Federal agencies have made major changes in their approach to network security in the recent past, spurred by last year’s move to widespread telework, the implementation of Trusted Internet Connections (TIC) 3.0, and the desire toward zero-trust network security, a panel of agency officials and experts explained.
Speaking at an ATARC event on January 14, speakers hit on the overriding theme of the pandemic, and quick efforts by agencies to enable personnel to continue meeting the mission.
“With the pandemic, [the State Department] really had to rethink how we talk about connectivity, and how we talk about security and providing secure access to our user base that’s all over the world,” said Sara Mosley, strategic architect at the State Department. “Overall, we’ve learned a lot from the work that we’ve done in order to actually have users at home and still able to access what they need, and yet provide a balance between security and availability,” she added.
Sean Connelly, program manager for TIC 3.0 at the Cybersecurity and Infrastructure Security Agency (CISA) emphasized the new remote user TIC use case released in December, and noted the program’s desire to support agencies with the shift. Connelly also shared that his office initially looked at remote users and zero-trust for one use case, but expects to release a specific TIC use case to get into the details of a zero-trust approach.
With both short-term and long-term goals in mind, agencies have been implementing the TIC 3.0 policy and associated use cases, making progress towards adopting the new principles that support modernization.
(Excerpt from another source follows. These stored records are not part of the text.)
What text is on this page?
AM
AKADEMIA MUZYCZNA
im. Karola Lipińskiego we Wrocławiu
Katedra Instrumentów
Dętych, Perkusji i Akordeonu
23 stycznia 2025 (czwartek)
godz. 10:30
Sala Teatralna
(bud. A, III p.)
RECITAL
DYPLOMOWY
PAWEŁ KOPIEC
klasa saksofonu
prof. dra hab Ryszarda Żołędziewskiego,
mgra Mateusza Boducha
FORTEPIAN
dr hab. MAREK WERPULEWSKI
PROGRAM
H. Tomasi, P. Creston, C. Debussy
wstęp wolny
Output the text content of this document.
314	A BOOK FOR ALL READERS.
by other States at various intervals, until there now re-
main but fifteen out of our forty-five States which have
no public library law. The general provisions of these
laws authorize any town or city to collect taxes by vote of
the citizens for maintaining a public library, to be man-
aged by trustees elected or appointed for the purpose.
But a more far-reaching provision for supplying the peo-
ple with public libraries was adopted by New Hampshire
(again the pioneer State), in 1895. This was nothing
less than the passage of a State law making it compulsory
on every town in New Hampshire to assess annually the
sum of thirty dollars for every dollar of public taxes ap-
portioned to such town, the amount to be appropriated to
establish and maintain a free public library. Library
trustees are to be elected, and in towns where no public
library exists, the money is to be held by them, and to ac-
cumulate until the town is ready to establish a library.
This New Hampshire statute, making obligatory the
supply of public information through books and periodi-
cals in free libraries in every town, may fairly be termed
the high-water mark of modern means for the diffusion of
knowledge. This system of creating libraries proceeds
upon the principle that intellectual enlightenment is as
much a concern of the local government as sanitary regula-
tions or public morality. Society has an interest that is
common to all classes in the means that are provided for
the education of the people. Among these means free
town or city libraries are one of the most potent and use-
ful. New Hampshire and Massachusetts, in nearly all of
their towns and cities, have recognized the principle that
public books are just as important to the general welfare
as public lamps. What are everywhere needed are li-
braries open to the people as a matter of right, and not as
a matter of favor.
“The move to mass telework really has pushed the adoption of concepts that the TIC 3.0 program is putting out there. The agencies early on saw the roadblock that the old systems were giving them – inefficient routing of data and connections back through a single point and then out again … it really made a lot of the agencies more proactive about doing targeted pilots,” said Jim Russo, branch chief of solutions development at the General Services Administration (GSA).
“When the interim telework guidance came out, we had one customer in specific on the frontlines of the COVID battle with 15,000 people in their agency, and only 7,000 could get on the remote access network, the VPN at one time,” recounted Stephen Kovac, vice president of global government and compliance at Zscaler. “We were able to step in and offer a TIC 3.0, ZTA-type solution that was able to immediately within the cloud to scale it and be able to turn up [access] to their users in less than two weeks … when that kind of thing happens, you see the power of TIC 3.0 and the power of zero trust,” he noted.
One barrier that panelists acknowledged is that advances like zero trust can bring more complexity to agencies that are used to simpler security reporting and fewer vendors – although solutions are on the way.
“A lot of agencies were buying a service – maybe they were buying our MTIPS service – and they were used to pushing the easy button,” Russo noted. With some agencies unfamiliar with the work needed to get to their security requirements, “it’s akin to trying to teach someone algebra, and you’re staring at the equation while they just want to guess the answer but they don’t want to work the problem,” he joked.
That challenge also goes the other way for agencies that are eager to adopt new approaches, but also need to support their legacy IT.
“In terms of barriers, I would say knowledge – not only how to use the cloud to its fullest extent but knowledge of the inner workings of your agency. There’s a lot of legacy applications, a lot of networking that utilizes MTIPS and the old way of TIC, but it’s taking all of that and being able to create something new,” noted Trafenia Salzman, security architect for the CISO’s office at the Small Business Administration (SBA).
Connelly noted the efforts at CISA around the Cloud Log Aggregation Warehouse (CLAW), and said the agency is looking at having a presence closer to hyperscalers to reduce the cost of moving that data.